Harris’ selection marks a rebound after a stinging debate attack

Harris lobbed one of the most forceful attacks of the primary at Biden when she went after his record on school desegregation and busing, as well as his warm words for segregationists in Congress.

In the immediate aftermath of the viral exchange, it appeared to propel Harris to the front of the crowded primary field, though the political boost was ultimately short-lived when Harris acknowledged she had essentially held the same view on busing as he did. The attack also made her the target of backlash from Biden’s allies — and as recently as March, Biden’s wife Jill described the moment as “a punch to the gut.”

But Harris has been a loyal Biden surrogate since she endorsed him back in March, hosting fundraisers and roundtables with the vice president and his wife and defending him on television.

She was close with Biden’s late son

The senator formed a close relationship with Biden’s late son, Beau, when he served as the Delaware attorney general while Harris was attorney general of California. In her 2019 memoir, Harris called Beau Biden, who died of brain cancer in 2015, an "incredible friend and colleague," and wrote that she sometimes spoke with the younger Biden as many as multiple times a day in difficult moments.

Biden and his allies have cited Harris’ friendship with Beau as a key reason her debate broadside stung as much as it did.

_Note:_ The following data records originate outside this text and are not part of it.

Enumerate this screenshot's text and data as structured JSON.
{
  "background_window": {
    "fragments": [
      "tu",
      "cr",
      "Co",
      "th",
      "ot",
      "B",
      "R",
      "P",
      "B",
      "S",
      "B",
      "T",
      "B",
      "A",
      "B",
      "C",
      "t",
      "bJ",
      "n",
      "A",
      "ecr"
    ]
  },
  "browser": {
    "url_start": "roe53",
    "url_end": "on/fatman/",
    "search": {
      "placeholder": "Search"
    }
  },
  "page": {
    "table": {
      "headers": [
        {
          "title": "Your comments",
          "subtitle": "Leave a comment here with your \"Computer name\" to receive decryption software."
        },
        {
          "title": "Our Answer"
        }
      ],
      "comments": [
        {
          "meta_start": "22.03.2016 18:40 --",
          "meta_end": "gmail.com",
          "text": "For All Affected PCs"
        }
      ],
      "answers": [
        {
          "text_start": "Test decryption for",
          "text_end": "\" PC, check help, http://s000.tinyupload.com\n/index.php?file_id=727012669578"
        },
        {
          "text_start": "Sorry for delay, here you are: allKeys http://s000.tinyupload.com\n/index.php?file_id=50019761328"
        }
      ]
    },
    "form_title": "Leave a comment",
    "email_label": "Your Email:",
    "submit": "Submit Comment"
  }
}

“I wasn’t prepared for the person coming after me the way she came after me. She knew Beau, she knows me,” Biden told CNN last year.

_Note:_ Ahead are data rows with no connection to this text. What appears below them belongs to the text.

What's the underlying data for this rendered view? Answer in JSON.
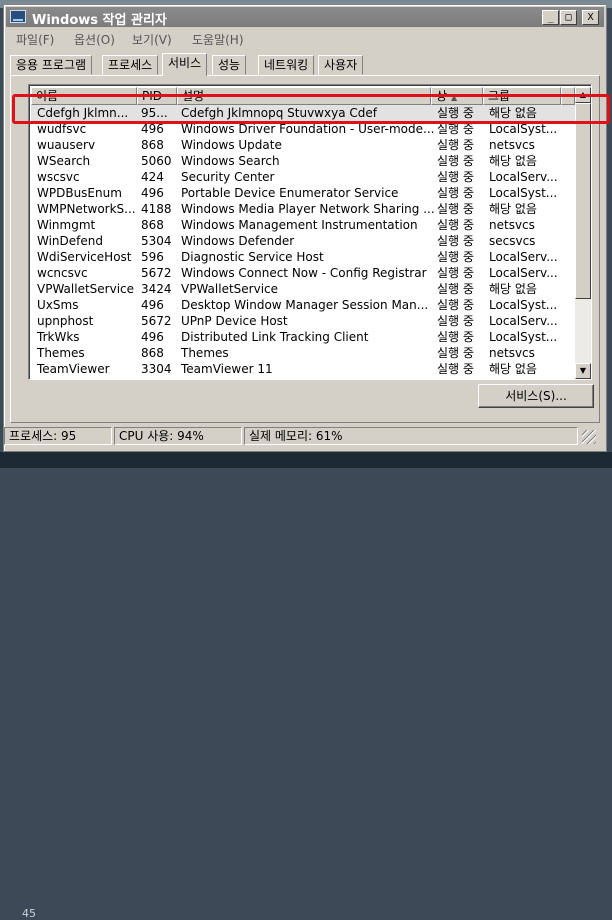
{
  "window": {
    "title": "Windows 작업 관리자"
  },
  "window_controls": {
    "minimize": "_",
    "maximize": "□",
    "close": "X"
  },
  "menu": [
    "파일(F)",
    "옵션(O)",
    "보기(V)",
    "도움말(H)"
  ],
  "tabs": [
    {
      "label": "응용 프로그램"
    },
    {
      "label": "프로세스"
    },
    {
      "label": "서비스",
      "active": true
    },
    {
      "label": "성능"
    },
    {
      "label": "네트워킹"
    },
    {
      "label": "사용자"
    }
  ],
  "table": {
    "columns": [
      "이름",
      "PID",
      "설명",
      "상",
      "그룹"
    ],
    "sort_indicator": "▲",
    "rows": [
      {
        "name": "Cdefgh Jklmn...",
        "pid": "95...",
        "desc": "Cdefgh Jklmnopq Stuvwxya Cdef",
        "status": "실행 중",
        "group": "해당 없음",
        "selected": true
      },
      {
        "name": "wudfsvc",
        "pid": "496",
        "desc": "Windows Driver Foundation - User-mode...",
        "status": "실행 중",
        "group": "LocalSyst..."
      },
      {
        "name": "wuauserv",
        "pid": "868",
        "desc": "Windows Update",
        "status": "실행 중",
        "group": "netsvcs"
      },
      {
        "name": "WSearch",
        "pid": "5060",
        "desc": "Windows Search",
        "status": "실행 중",
        "group": "해당 없음"
      },
      {
        "name": "wscsvc",
        "pid": "424",
        "desc": "Security Center",
        "status": "실행 중",
        "group": "LocalServ..."
      },
      {
        "name": "WPDBusEnum",
        "pid": "496",
        "desc": "Portable Device Enumerator Service",
        "status": "실행 중",
        "group": "LocalSyst..."
      },
      {
        "name": "WMPNetworkS...",
        "pid": "4188",
        "desc": "Windows Media Player Network Sharing ...",
        "status": "실행 중",
        "group": "해당 없음"
      },
      {
        "name": "Winmgmt",
        "pid": "868",
        "desc": "Windows Management Instrumentation",
        "status": "실행 중",
        "group": "netsvcs"
      },
      {
        "name": "WinDefend",
        "pid": "5304",
        "desc": "Windows Defender",
        "status": "실행 중",
        "group": "secsvcs"
      },
      {
        "name": "WdiServiceHost",
        "pid": "596",
        "desc": "Diagnostic Service Host",
        "status": "실행 중",
        "group": "LocalServ..."
      },
      {
        "name": "wcncsvc",
        "pid": "5672",
        "desc": "Windows Connect Now - Config Registrar",
        "status": "실행 중",
        "group": "LocalServ..."
      },
      {
        "name": "VPWalletService",
        "pid": "3424",
        "desc": "VPWalletService",
        "status": "실행 중",
        "group": "해당 없음"
      },
      {
        "name": "UxSms",
        "pid": "496",
        "desc": "Desktop Window Manager Session Man...",
        "status": "실행 중",
        "group": "LocalSyst..."
      },
      {
        "name": "upnphost",
        "pid": "5672",
        "desc": "UPnP Device Host",
        "status": "실행 중",
        "group": "LocalServ..."
      },
      {
        "name": "TrkWks",
        "pid": "496",
        "desc": "Distributed Link Tracking Client",
        "status": "실행 중",
        "group": "LocalSyst..."
      },
      {
        "name": "Themes",
        "pid": "868",
        "desc": "Themes",
        "status": "실행 중",
        "group": "netsvcs"
      },
      {
        "name": "TeamViewer",
        "pid": "3304",
        "desc": "TeamViewer 11",
        "status": "실행 중",
        "group": "해당 없음"
      }
    ]
  },
  "scrollbar": {
    "up": "▲",
    "down": "▼"
  },
  "services_button": "서비스(S)...",
  "status_bar": {
    "processes": "프로세스: 95",
    "cpu": "CPU 사용: 94%",
    "memory": "실제 메모리: 61%"
  },
  "background_number": "45",
  "highlight_color": "#e0101a"
}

“Our son, Beau, spoke so highly of her and you know, and how great she was,” Jill Biden said at the same fundraiser where she lamented Harris’ debate blow.

Not long before the debate moment, Harris had marked the fourth anniversary of Beau’s death on Twitter, writing: “I still miss him.”

Harris is the daughter of immigrants

From left, then-California Supreme Court Chief Justice Ronald M. George administers the oath of office to then-San Francisco District Attorney Kamala Harris as her mother, Dr. Shyamala Gopalan, holds a copy of  the Bill of Rights.
From left, then-California Supreme Court Chief Justice Ronald M. George administers the oath of office to then-San Francisco District Attorney Kamala Harris as her mother, Dr. Shyamala Gopalan, holds a copy of the Bill of Rights.

Her mother Shyamala was the daughter of an Indian diplomat and worked as a cancer researcher, while Harris’ father Donald was born in Jamaica and taught economics at Stanford. The pair met during civil rights protests at UC Berkeley in the 1960s. They divorced when Harris was 7, and Harris and her sister Maya were raised by their mother, whom the senator has cited as a foundational influence in her life.

She made a name for herself with relentless cross examinations of Trump officials

Once she arrived in the Senate in 2017, Harris wasted no time raising her national profile, going viral for her grillings of White House appointees from former Attorney General Jeff Sessions, to Supreme Court Justice Brett Kavanaugh and Attorney General William Barr, to CIA Director Gina Haspel.

In May, Harris campaign surrogate Bakari Sellers posited that Harris’ elite interrogation skills would be put to good use on a Biden ticket.

“What I would take from that for choosing a vice president is she’s a really skilled debater,” he said of her debate confrontation with Biden, “and she’d kick Mike Pence’s ass.”